Due to the productiveness of its ore deposits, the Greifensteine are also a well-known site of many different minerals and their varieties. As of 2014, a total of around 50 minerals and 10 varieties have been discovered here, including inter alia the well-known minerals andalusite, beryl, gypsum, haematite, muscovite, sphalerite, pyrite, topaz, wavellite and zircon, as well as various garnets, tourmalines, (dravite, elbaite, schorl) and wolframites. There are also rare minerals such as childrenite and natrodufrénite, as well as the radioactive minerals autunite and torbernite.
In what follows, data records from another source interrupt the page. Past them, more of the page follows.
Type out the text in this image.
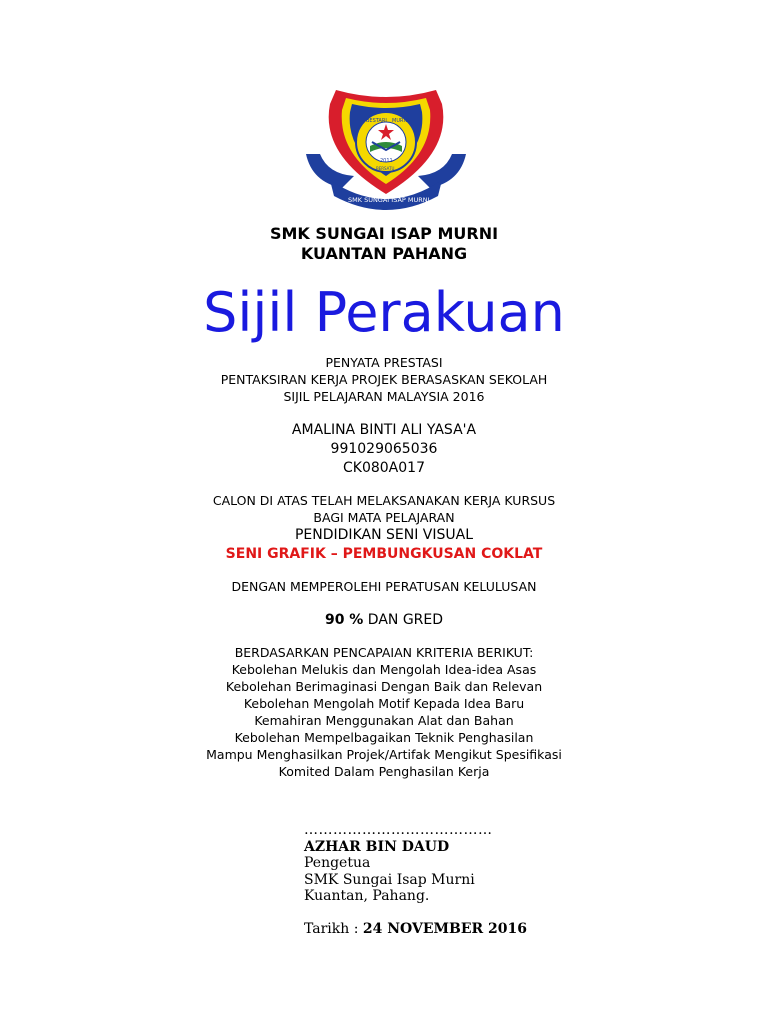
BESTARI MURNI
2011
BERSATU
SMK SUNGAI ISAP MURNI
SMK SUNGAI ISAP MURNI
KUANTAN PAHANG
Sijil Perakuan
PENYATA PRESTASI
PENTAKSIRAN KERJA PROJEK BERASASKAN SEKOLAH
SIJIL PELAJARAN MALAYSIA 2016
AMALINA BINTI ALI YASA'A
991029065036
CK080A017
CALON DI ATAS TELAH MELAKSANAKAN KERJA KURSUS
BAGI MATA PELAJARAN
PENDIDIKAN SENI VISUAL
SENI GRAFIK – PEMBUNGKUSAN COKLAT
DENGAN MEMPEROLEHI PERATUSAN KELULUSAN
90 % DAN GRED
BERDASARKAN PENCAPAIAN KRITERIA BERIKUT:
Kebolehan Melukis dan Mengolah Idea-idea Asas
Kebolehan Berimaginasi Dengan Baik dan Relevan
Kebolehan Mengolah Motif Kepada Idea Baru
Kemahiran Menggunakan Alat dan Bahan
Kebolehan Mempelbagaikan Teknik Penghasilan
Mampu Menghasilkan Projek/Artifak Mengikut Spesifikasi
Komited Dalam Penghasilan Kerja
…………………………………
AZHAR BIN DAUD
Pengetua
SMK Sungai Isap Murni
Kuantan, Pahang.
Tarikh : 24 NOVEMBER 2016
The Greifensteine is also a type locality for the following minerals: fluorapatite, greifensteinite, lacroixite and roscherite.

== History ==
The first indications of a settlement on the Greifensteine are from around 1180, and in 1349 the von Waldenburg family are seignory to the "Grifenstein" castle. The castle is documented in 1372 as "Slosz Cryfenstein". The castle was destroyed in the 14th century by fire, and was rebuilt afterwards. It was abandoned in the 15th century, the area was used as a quarry and all traces of the former castle are removed. Of the originally 13 rock towers, six have been demolished and used for their granite over the years. This activity was stopped in 1928, and the area has become a nature reserve.

== Tourism ==
Today, the Greifensteine is a nature reserve and a popular tourist attraction. The areal has a restaurant, a small museum and an outdoor theater that uses the rock towers as a dramatic backdrop. Stairs lead up to the tallest rock, which offers a nice view of the surrounding Ore Mountains. There are several rock climbing paths. In the surrounding area are the Greifenbachstauweiher and the Röhrgraben.

=== Stülpner-Höhle ===
Karl Stülpner (1762–1842), a local renegade and folk hero (the Robin Hood of the Ore Mountains) had a hiding place in one of the numerous caverns of the Greifensteine area. This Stülpner-Höhle (engl.: Stülpner's cavern) can still be visited today.